The same as the bobs. Only all they have to do is walk through a hole as opposed to pushing a bob.


----------



## zimmzimm3 (Aug 17, 2007)

Lovebirds said:


> yes
> 
> yes
> 
> ...


Could the pad be put in the aviary (californian style) in front of the trap?


----------



## Lovebirds (Sep 6, 2002)

zimmzimm3 said:


> Could the pad be put in the aviary (californian style) in front of the trap?


Here's the AU's reg on the pad. I see it's been changed since I last looked at it. You used to have to have at least half the pad inside the loft, but I guess you don't anymore. 
http://www.pigeon.org/ebss.htm


----------



## Grim (Jul 28, 2007)

I am using just bobs now. The cheapest trap, I was looking at globals aluminum sputnik.


----------



## zimmzimm3 (Aug 17, 2007)

Grim said:


> I am using just bobs now. The cheapest trap, I was looking at globals aluminum sputnik.


Not me I think i am going to go with a drop trap.


----------



## SmithFamilyLoft (Nov 22, 2004)

Lovebirds said:


> Well, getting the birds clocked isn't the problem. As soon as they step on the pad they are clocked, whether they actually go in the loft or not. My problem is getting them to PUSH the bobs........you'd think they weigh 10 lbs..... Sticking their heads in and out, in and out........


LoveBirds,

From your video I see you have those traditional drop boxes. If you were ever inclined to modify your set up, you would not need to emply the whole sputnik system, but simply have the bars that they drop down through. The advantage would be your birds will "trap" in faster, since many birds such as that red cock yearling, resist pushing through the bobs. The downside is that they are less secure then your current box system. By that I mean a Cooper or such other critter, will also "trap" much easier. And then to make it worse, the Cooper can then exit.
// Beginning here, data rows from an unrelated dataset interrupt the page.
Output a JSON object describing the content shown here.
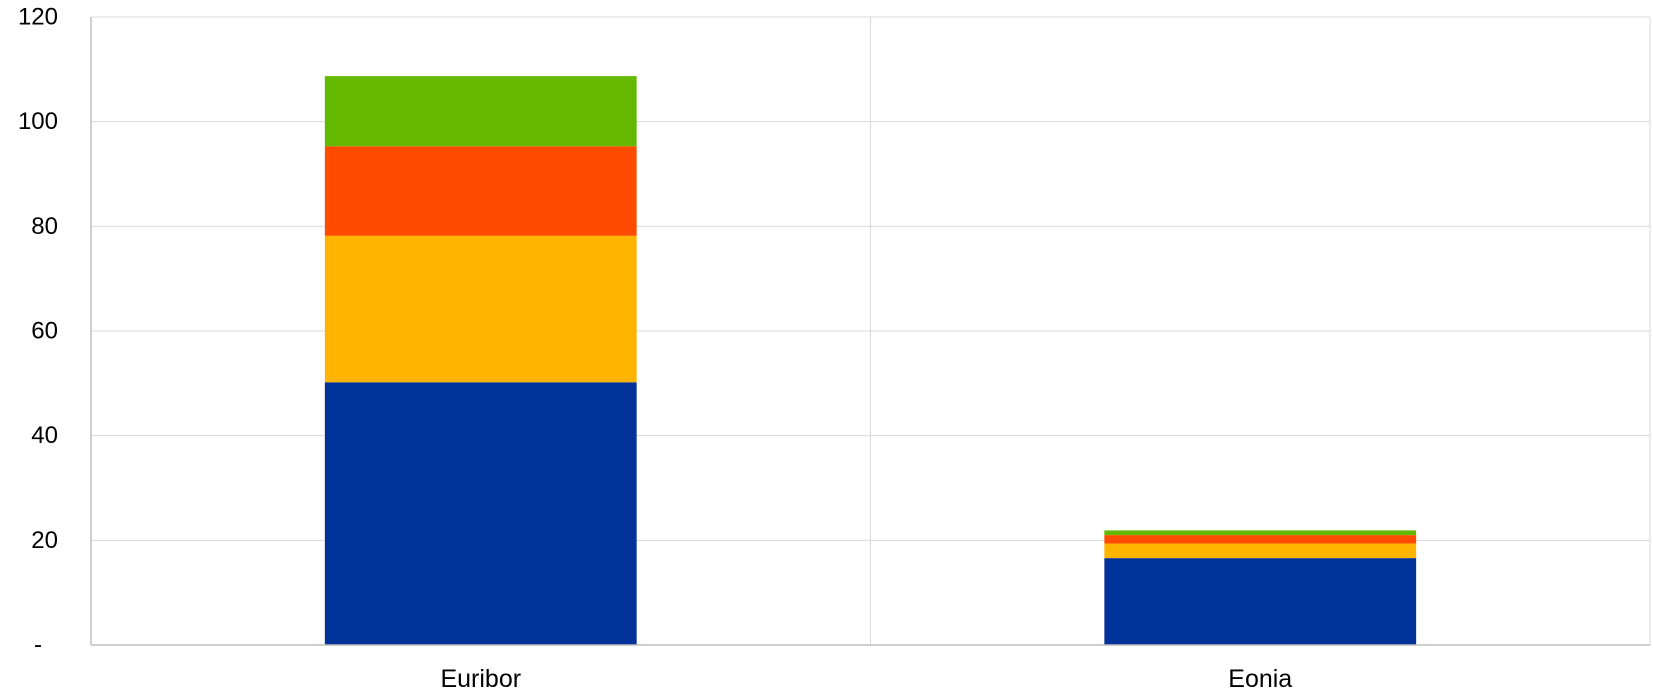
{
  "chart_data": {
    "type": "bar",
    "stacked": true,
    "categories": [
      "Euribor",
      "Eonia"
    ],
    "series": [
      {
        "values": [
          50.2,
          16.6
        ],
        "color": "#003299"
      },
      {
        "values": [
          28.0,
          2.8
        ],
        "color": "#FFB400"
      },
      {
        "values": [
          17.1,
          1.6
        ],
        "color": "#FF4B00"
      },
      {
        "values": [
          13.4,
          0.9
        ],
        "color": "#65B800"
      }
    ],
    "ylim": [
      0,
      120
    ],
    "yticks": [
      0,
      20,
      40,
      60,
      80,
      100,
      120
    ],
    "ytick_labels": [
      "-",
      "20",
      "40",
      "60",
      "80",
      "100",
      "120"
    ],
    "xlabel": "",
    "ylabel": "",
    "title": "",
    "grid": true,
    "legend": "none"
  }
}
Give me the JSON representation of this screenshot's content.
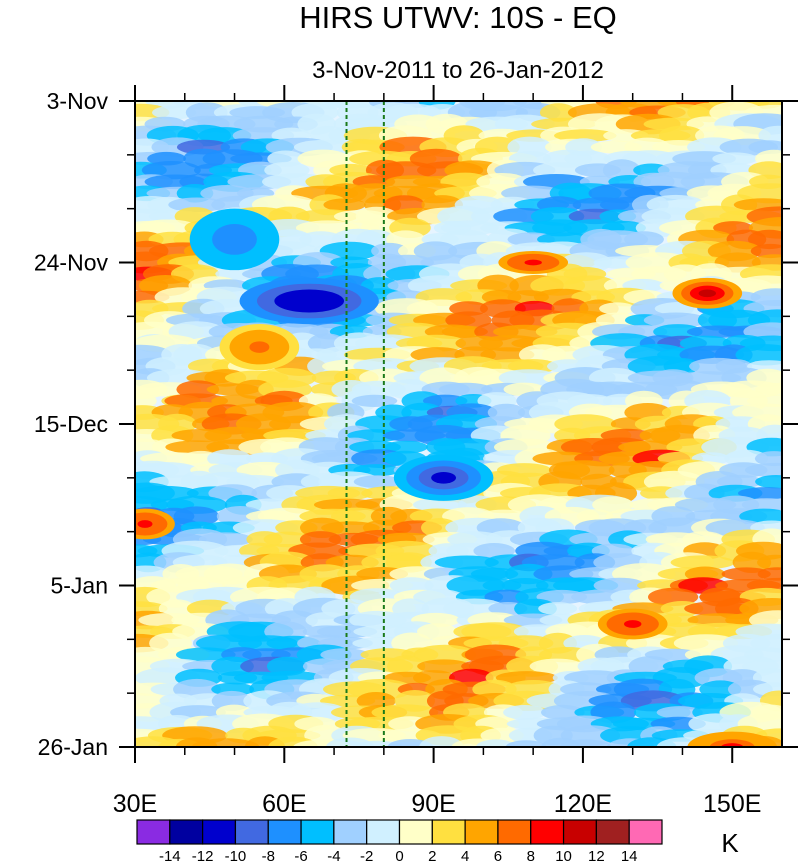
{
  "chart_data": {
    "type": "heatmap",
    "title": "HIRS UTWV: 10S - EQ",
    "subtitle": "3-Nov-2011 to 26-Jan-2012",
    "x_axis": {
      "range": [
        30,
        160
      ],
      "unit": "degrees east longitude",
      "tick_values": [
        30,
        60,
        90,
        120,
        150
      ],
      "tick_labels": [
        "30E",
        "60E",
        "90E",
        "120E",
        "150E"
      ]
    },
    "y_axis": {
      "range_days": [
        0,
        84
      ],
      "direction": "time increases downward",
      "tick_days": [
        0,
        21,
        42,
        63,
        84
      ],
      "tick_labels": [
        "3-Nov",
        "24-Nov",
        "15-Dec",
        "5-Jan",
        "26-Jan"
      ]
    },
    "reference_lines": [
      {
        "longitude": 72.5,
        "style": "dashed",
        "color": "#1a7a1a"
      },
      {
        "longitude": 80,
        "style": "dashed",
        "color": "#1a7a1a"
      }
    ],
    "colorbar": {
      "unit": "K",
      "levels": [
        -14,
        -12,
        -10,
        -8,
        -6,
        -4,
        -2,
        0,
        2,
        4,
        6,
        8,
        10,
        12,
        14
      ],
      "level_labels": [
        "-14",
        "-12",
        "-10",
        "-8",
        "-6",
        "-4",
        "-2",
        "0",
        "2",
        "4",
        "6",
        "8",
        "10",
        "12",
        "14"
      ],
      "colors": [
        "#8a2be2",
        "#0000a0",
        "#0000cd",
        "#4169e1",
        "#1e90ff",
        "#00bfff",
        "#a0d0ff",
        "#d0f0ff",
        "#ffffc8",
        "#ffe040",
        "#ffa500",
        "#ff6a00",
        "#ff0000",
        "#c80000",
        "#a02020",
        "#ff69b4"
      ]
    },
    "features": [
      {
        "lon": 65,
        "day": 26,
        "value": -12,
        "extent_lon": 28,
        "extent_day": 6
      },
      {
        "lon": 50,
        "day": 18,
        "value": -8,
        "extent_lon": 18,
        "extent_day": 8
      },
      {
        "lon": 110,
        "day": 21,
        "value": 9,
        "extent_lon": 14,
        "extent_day": 3
      },
      {
        "lon": 145,
        "day": 25,
        "value": 10,
        "extent_lon": 14,
        "extent_day": 4
      },
      {
        "lon": 55,
        "day": 32,
        "value": 7,
        "extent_lon": 16,
        "extent_day": 6
      },
      {
        "lon": 92,
        "day": 49,
        "value": -11,
        "extent_lon": 20,
        "extent_day": 6
      },
      {
        "lon": 32,
        "day": 55,
        "value": 9,
        "extent_lon": 12,
        "extent_day": 4
      },
      {
        "lon": 130,
        "day": 68,
        "value": 9,
        "extent_lon": 14,
        "extent_day": 4
      },
      {
        "lon": 150,
        "day": 84,
        "value": 8,
        "extent_lon": 18,
        "extent_day": 4
      }
    ]
  }
}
Only had it happen once, but you must make that part of your consideration. 

If you were forced to pull off a countermark from inside the loft, then the "trapping" would be more critical.


----------



## Grim (Jul 28, 2007)

Isn't a sputnik pretty much a drop trap just that they don't drop directly to the inside?


----------



## Grim (Jul 28, 2007)

Cheap homemade drop trap


----------



## SmithFamilyLoft (Nov 22, 2004)

I would patent that design !!!  

It needs some kind of sexy name, and a good marketing program and you are in business !!!


----------



## bloodlines_365 (Jan 15, 2008)

hey, thats our 5 inch pipe funnel on our roof.... very interesting..... i hope i can take a picture on my drop trap... its on the roof on my in closure loof with doors to closed and open it , the birds must drop them self five ft.. before they hit the ground to enter the in closure then fly to a trap door to enter their respected loof...


----------



## Grim (Jul 28, 2007)

I found that on a website and they were selling the plans for the drop trap.

I wonder if that plans say anything about going to lowes and buying a roof vent.


----------